Critic of ‘The Exorcist of the Pope’, Russell Crowe is the Bud Spencer of terror

‘The Pope’s Exorcist’ is a serial of adventures and terrors through which Russell Crowe moves with conviction to confront the Evil One.

    Significant that living in these times of darkness camouflaged with cotton clouds ‘My little pony’, of witch hunts and kid-gloved Inquisition, the figure of the Evil One has lost his supernatural, demonic and religious shadow to be “rationalized” (whitewashed from secularism fearful of the inexplicable). Cinema, and even more so that of that plague called “high terror”, has tried to explain the presence of Evil as something psychological, psychoanalytic, social and political. How comfortable are the empty, but “beautiful” speeches of cute politicians. Far is that, deeply religious (which does not mean blessed: repressed homosexuality, violation of innocence, cruel horror…) ‘The Exorcist’, by William Friedkin, who will be half a century this 2023. ‘The Pope’s Exorcist’ is far away Yes, from the destabilizing and disturbing exercise of terror and fear of the film that adapted the novel (inspired by real events) by William Peter Blatty. But it is also affected by accommodative reasoning and realism that is imposed on what is foreign to normality, on the dark that lurks in this world: the Evil One.

    Without complexes to delve with faith into the inexplicable and the occult, into the darkness of the soul and the universe, ‘The Pope’s Exorcist’ is not afraid to explore catacombs, abandoned churches, arcane archives and secrets that open all the seals of an Apocalypse here and now. He is not afraid to teach the demons, to face them calling them by their thousands of names and to kill them all with the tenacity of an exterminating angel. It is not afraid of being a clearly fantastic and irrational horror film (based on true events and the real Gabriele Amorth), a pulp chronicle worthy of Robert E. Howard’s Solomon Kane.

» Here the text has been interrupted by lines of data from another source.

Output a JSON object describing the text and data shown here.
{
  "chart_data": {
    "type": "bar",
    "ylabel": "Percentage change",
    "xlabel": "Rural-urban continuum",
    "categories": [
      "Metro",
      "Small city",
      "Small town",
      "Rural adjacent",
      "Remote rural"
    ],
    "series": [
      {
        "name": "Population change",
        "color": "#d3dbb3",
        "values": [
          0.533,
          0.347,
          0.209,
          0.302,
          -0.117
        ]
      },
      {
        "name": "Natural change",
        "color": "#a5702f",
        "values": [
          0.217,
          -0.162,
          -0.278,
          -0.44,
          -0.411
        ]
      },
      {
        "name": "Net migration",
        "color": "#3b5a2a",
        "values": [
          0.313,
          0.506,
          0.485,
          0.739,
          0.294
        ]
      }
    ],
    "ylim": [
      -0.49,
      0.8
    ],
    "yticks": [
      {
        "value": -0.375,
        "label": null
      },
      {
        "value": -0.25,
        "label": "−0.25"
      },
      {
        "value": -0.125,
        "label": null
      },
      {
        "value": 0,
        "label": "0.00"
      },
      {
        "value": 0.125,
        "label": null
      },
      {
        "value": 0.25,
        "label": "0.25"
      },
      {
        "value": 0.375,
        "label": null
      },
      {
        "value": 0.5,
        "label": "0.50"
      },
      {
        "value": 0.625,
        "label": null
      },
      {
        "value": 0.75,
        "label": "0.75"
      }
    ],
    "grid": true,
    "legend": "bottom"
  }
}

    Julius Avery, who had just discovered that World War II was ‘The Island of Dr. Moreau’ with Nazi zombies (‘Overlord’) and that superheroes are tired because today’s world is tired and has banished them from the normative (‘ Samaritan’), believes with all his faith in the cinema of possessions, the possessed and demon hunters, and thus ‘The Pope’s Exorcist’ is a serial of adventures and terrors by which a Russell Crowe almost turned into the Bud Spencer of the exorcists moves with conviction to confront the Evil One with the energy of an Indiana Jones (and it is not a gratuitous comparison) in a serial from the years 40 where megalomaniacal villains, aliens or Nazis are evil entities.It is impossible not to feel sympathy for the film, for that Vatican full of enigmas that are not very far from those of ‘What happened then?’ and ‘The Prince of Darkness’; by a Vatican of professionals and agents who would say they came out of ‘The Great Falcon’ (without the sense of humor) and who do not make a fool of themselves as in ‘La piel del tambor’ (note: Franco Nero is the pope in both films) .

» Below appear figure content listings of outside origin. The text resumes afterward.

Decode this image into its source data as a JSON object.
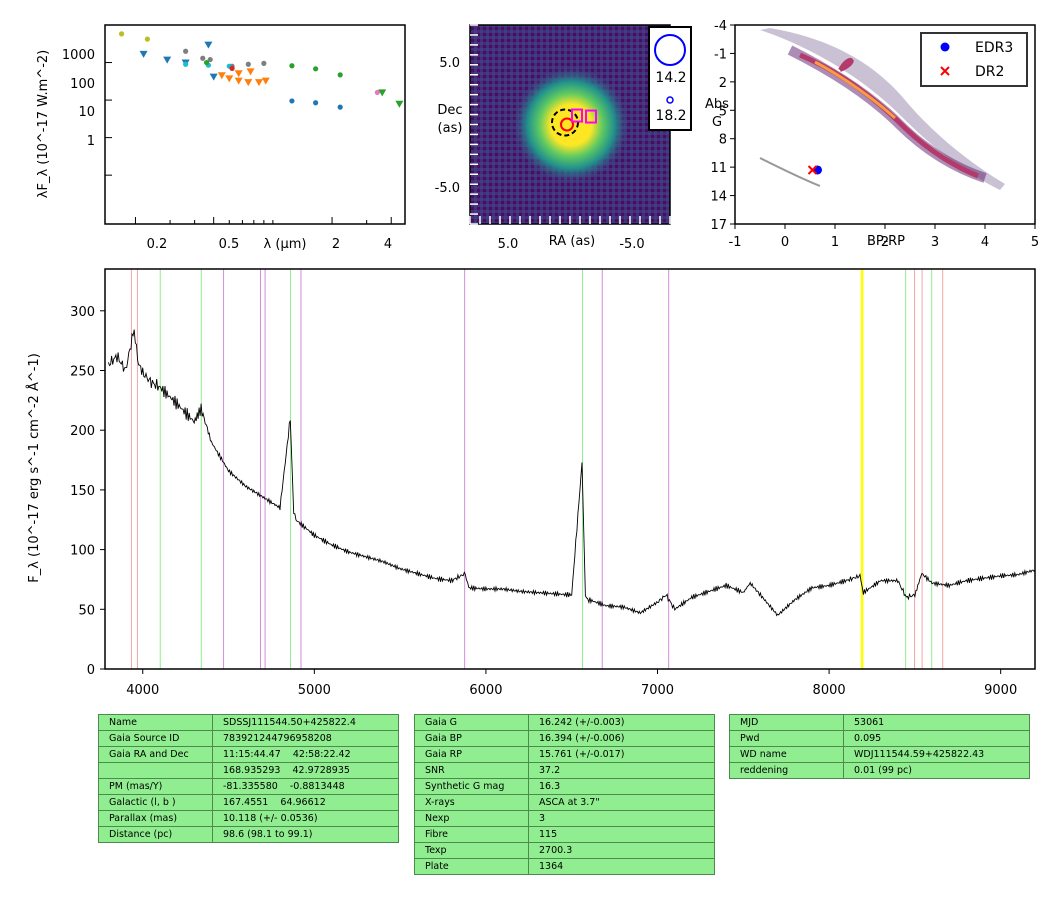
{
  "colors": {
    "ref_red": "#f4a7a7",
    "ref_green": "#90ee90",
    "ref_violet": "#d58bdc",
    "highlight": "#ffff00",
    "table_bg": "#90ee90"
  },
  "sed": {
    "ylabel": "λF_λ (10^-17 W.m^-2)",
    "xlabel": "λ (μm)",
    "xticks": [
      "0.2",
      "0.5",
      "2",
      "4"
    ],
    "yticks": [
      "1000",
      "100",
      "10",
      "1"
    ]
  },
  "image": {
    "xlabel": "RA (as)",
    "ylabel": "Dec (as)",
    "xticks": [
      "5.0",
      "-5.0"
    ],
    "yticks": [
      "5.0",
      "-5.0"
    ],
    "legend": [
      "14.2",
      "18.2"
    ]
  },
  "hr": {
    "xlabel": "BP-RP",
    "ylabel": "Abs G",
    "xticks": [
      "-1",
      "0",
      "1",
      "2",
      "3",
      "4",
      "5"
    ],
    "yticks": [
      "-4",
      "-1",
      "2",
      "5",
      "8",
      "11",
      "14",
      "17"
    ],
    "legend": [
      "EDR3",
      "DR2"
    ]
  },
  "spectrum": {
    "ylabel": "F_λ (10^-17 erg s^-1 cm^-2 Å^-1)",
    "xticks": [
      "4000",
      "5000",
      "6000",
      "7000",
      "8000",
      "9000"
    ],
    "yticks": [
      "0",
      "50",
      "100",
      "150",
      "200",
      "250",
      "300"
    ]
  },
  "chart_data": [
    {
      "type": "scatter",
      "xscale": "log",
      "yscale": "log",
      "xlim": [
        0.14,
        4.7
      ],
      "ylim": [
        0.05,
        10000
      ],
      "series": [
        {
          "marker": "dot",
          "color": "#bcbd22",
          "points": [
            [
              0.17,
              5800
            ],
            [
              0.23,
              4200
            ]
          ]
        },
        {
          "marker": "tri",
          "color": "#1f77b4",
          "points": [
            [
              0.22,
              1700
            ],
            [
              0.29,
              1200
            ],
            [
              0.36,
              1000
            ],
            [
              0.47,
              3000
            ],
            [
              0.5,
              420
            ]
          ]
        },
        {
          "marker": "dot",
          "color": "#7f7f7f",
          "points": [
            [
              0.36,
              2000
            ],
            [
              0.44,
              1300
            ],
            [
              0.48,
              1200
            ],
            [
              0.62,
              800
            ],
            [
              0.75,
              900
            ],
            [
              0.9,
              950
            ]
          ]
        },
        {
          "marker": "dot",
          "color": "#17becf",
          "points": [
            [
              0.36,
              900
            ],
            [
              0.47,
              850
            ],
            [
              0.6,
              800
            ]
          ]
        },
        {
          "marker": "dot",
          "color": "#2ca02c",
          "points": [
            [
              0.46,
              1000
            ],
            [
              1.25,
              820
            ],
            [
              1.65,
              680
            ],
            [
              2.2,
              470
            ]
          ]
        },
        {
          "marker": "tri",
          "color": "#ff7f0e",
          "points": [
            [
              0.55,
              460
            ],
            [
              0.6,
              380
            ],
            [
              0.67,
              330
            ],
            [
              0.75,
              300
            ],
            [
              0.85,
              300
            ],
            [
              0.92,
              330
            ],
            [
              0.67,
              520
            ],
            [
              0.77,
              580
            ]
          ]
        },
        {
          "marker": "dot",
          "color": "#d62728",
          "points": [
            [
              0.62,
              700
            ]
          ]
        },
        {
          "marker": "dot",
          "color": "#1f77b4",
          "points": [
            [
              1.25,
              95
            ],
            [
              1.65,
              85
            ],
            [
              2.2,
              65
            ]
          ]
        },
        {
          "marker": "dot",
          "color": "#e377c2",
          "points": [
            [
              3.4,
              160
            ]
          ]
        },
        {
          "marker": "tri",
          "color": "#2ca02c",
          "points": [
            [
              3.6,
              160
            ],
            [
              4.4,
              80
            ]
          ]
        }
      ]
    },
    {
      "type": "heatmap",
      "xlim": [
        10,
        -10
      ],
      "ylim": [
        -10,
        10
      ],
      "source_center": [
        0,
        0
      ],
      "marks": [
        {
          "kind": "dashed-circle",
          "color": "#000000",
          "x": 0.5,
          "y": 0.2
        },
        {
          "kind": "circle",
          "color": "#ff0000",
          "x": 0.3,
          "y": 0.0
        },
        {
          "kind": "square",
          "color": "#ff00ff",
          "x": -0.7,
          "y": 0.9
        },
        {
          "kind": "square",
          "color": "#ff00ff",
          "x": -2.1,
          "y": 0.8
        }
      ],
      "legend": [
        {
          "label": "14.2",
          "color": "#0000ff"
        },
        {
          "label": "18.2",
          "color": "#0000ff"
        }
      ]
    },
    {
      "type": "scatter",
      "xlim": [
        -1,
        5
      ],
      "ylim": [
        17,
        -4
      ],
      "series": [
        {
          "name": "EDR3",
          "marker": "dot",
          "color": "#0000ff",
          "points": [
            [
              0.65,
              11.3
            ]
          ]
        },
        {
          "name": "DR2",
          "marker": "x",
          "color": "#ff0000",
          "points": [
            [
              0.55,
              11.3
            ]
          ]
        }
      ],
      "background": "density"
    },
    {
      "type": "line",
      "xlim": [
        3780,
        9200
      ],
      "ylim": [
        0,
        335
      ],
      "series": [
        {
          "color": "#000000",
          "points": [
            [
              3800,
              255
            ],
            [
              3850,
              262
            ],
            [
              3900,
              250
            ],
            [
              3950,
              285
            ],
            [
              3970,
              258
            ],
            [
              4000,
              248
            ],
            [
              4050,
              240
            ],
            [
              4100,
              236
            ],
            [
              4200,
              222
            ],
            [
              4300,
              207
            ],
            [
              4340,
              218
            ],
            [
              4400,
              190
            ],
            [
              4500,
              166
            ],
            [
              4600,
              153
            ],
            [
              4700,
              144
            ],
            [
              4800,
              135
            ],
            [
              4860,
              210
            ],
            [
              4880,
              130
            ],
            [
              4900,
              124
            ],
            [
              5000,
              112
            ],
            [
              5100,
              104
            ],
            [
              5200,
              98
            ],
            [
              5300,
              94
            ],
            [
              5400,
              90
            ],
            [
              5500,
              84
            ],
            [
              5600,
              80
            ],
            [
              5700,
              76
            ],
            [
              5800,
              74
            ],
            [
              5880,
              80
            ],
            [
              5900,
              68
            ],
            [
              6000,
              67
            ],
            [
              6100,
              67
            ],
            [
              6200,
              65
            ],
            [
              6300,
              64
            ],
            [
              6400,
              63
            ],
            [
              6500,
              62
            ],
            [
              6560,
              173
            ],
            [
              6580,
              60
            ],
            [
              6600,
              58
            ],
            [
              6700,
              53
            ],
            [
              6800,
              52
            ],
            [
              6900,
              47
            ],
            [
              7000,
              56
            ],
            [
              7050,
              62
            ],
            [
              7100,
              50
            ],
            [
              7200,
              60
            ],
            [
              7300,
              65
            ],
            [
              7400,
              70
            ],
            [
              7500,
              64
            ],
            [
              7540,
              72
            ],
            [
              7600,
              62
            ],
            [
              7700,
              45
            ],
            [
              7800,
              58
            ],
            [
              7900,
              68
            ],
            [
              8000,
              70
            ],
            [
              8100,
              74
            ],
            [
              8180,
              78
            ],
            [
              8200,
              64
            ],
            [
              8300,
              74
            ],
            [
              8400,
              74
            ],
            [
              8450,
              60
            ],
            [
              8500,
              62
            ],
            [
              8540,
              80
            ],
            [
              8600,
              72
            ],
            [
              8700,
              70
            ],
            [
              8800,
              74
            ],
            [
              8900,
              76
            ],
            [
              9000,
              78
            ],
            [
              9100,
              79
            ],
            [
              9200,
              83
            ]
          ]
        }
      ],
      "ref_lines": [
        {
          "x": 3934,
          "color": "red"
        },
        {
          "x": 3969,
          "color": "red"
        },
        {
          "x": 8498,
          "color": "red"
        },
        {
          "x": 8542,
          "color": "red"
        },
        {
          "x": 8662,
          "color": "red"
        },
        {
          "x": 4102,
          "color": "green"
        },
        {
          "x": 4341,
          "color": "green"
        },
        {
          "x": 4861,
          "color": "green"
        },
        {
          "x": 6563,
          "color": "green"
        },
        {
          "x": 8446,
          "color": "green"
        },
        {
          "x": 8598,
          "color": "green"
        },
        {
          "x": 4471,
          "color": "violet"
        },
        {
          "x": 4686,
          "color": "violet"
        },
        {
          "x": 4713,
          "color": "violet"
        },
        {
          "x": 4922,
          "color": "violet"
        },
        {
          "x": 5876,
          "color": "violet"
        },
        {
          "x": 6678,
          "color": "violet"
        },
        {
          "x": 7065,
          "color": "violet"
        }
      ],
      "highlight": [
        8185,
        8200
      ]
    },
    {
      "type": "table",
      "tables": [
        [
          [
            "Name",
            "SDSSJ111544.50+425822.4"
          ],
          [
            "Gaia Source ID",
            "783921244796958208"
          ],
          [
            "Gaia RA and Dec",
            "11:15:44.47    42:58:22.42"
          ],
          [
            "",
            "168.935293    42.9728935"
          ],
          [
            "PM (mas/Y)",
            "-81.335580    -0.8813448"
          ],
          [
            "Galactic (l, b )",
            "167.4551    64.96612"
          ],
          [
            "Parallax (mas)",
            "10.118 (+/- 0.0536)"
          ],
          [
            "Distance (pc)",
            "98.6 (98.1 to 99.1)"
          ]
        ],
        [
          [
            "Gaia G",
            "16.242 (+/-0.003)"
          ],
          [
            "Gaia BP",
            "16.394 (+/-0.006)"
          ],
          [
            "Gaia RP",
            "15.761 (+/-0.017)"
          ],
          [
            "SNR",
            "37.2"
          ],
          [
            "Synthetic G mag",
            "16.3"
          ],
          [
            "X-rays",
            "ASCA at 3.7\""
          ],
          [
            "Nexp",
            "3"
          ],
          [
            "Fibre",
            "115"
          ],
          [
            "Texp",
            "2700.3"
          ],
          [
            "Plate",
            "1364"
          ]
        ],
        [
          [
            "MJD",
            "53061"
          ],
          [
            "Pwd",
            "0.095"
          ],
          [
            "WD name",
            "WDJ111544.59+425822.43"
          ],
          [
            "reddening",
            "0.01 (99 pc)"
          ]
        ]
      ]
    }
  ]
}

    ‘The Exorcist of the Pope’ looks at the genre with the churrigueresque style (make-up, special effects…) of Stuart Gordon and many of the Full Moon productions shot in Romania. He looks at Lucifer and his acolytes with respect, not letting himself be tempted by the sermon and being so fantastically costumbrist (that Russell Crowe riding a Vespa as if he were Nanni Moretti from ‘Caro Diario’) that he takes us out of our nonsense to remind us that we live with the Devil and that no matter how much we want to ignore him, he is there. Also Father Amorth: manus eius daemonia interficiens protected us.

    For believers in the Evil One and in an exorcised horror cinema of the 2030 agenda

    The best: the energetic and mocking interpretation of Russell Crowe, the Don Camilo of the shadows.

    The worst: that Crowe does not like the sequels.

    DATA SHEET

    Address: Julius Avery Distribution: Russell Crowe, Alex Essoe, Franco Nero, Laurel Marsden, Daniel Zovatto Country: USA Year: 2023 Release date: 5–4-2023 Gender: Terror Script: Chester Hastings, R. Dean McCreary, Evan Spiliotopoulos Duration: 103 min.

    Synopsis: Film about Gabriele Amorth, a priest who served as the Vatican’s main exorcist, performing more than one hundred thousand exorcisms throughout his life. Amorth wrote two memoirs where he detailed his experiences fighting Satan.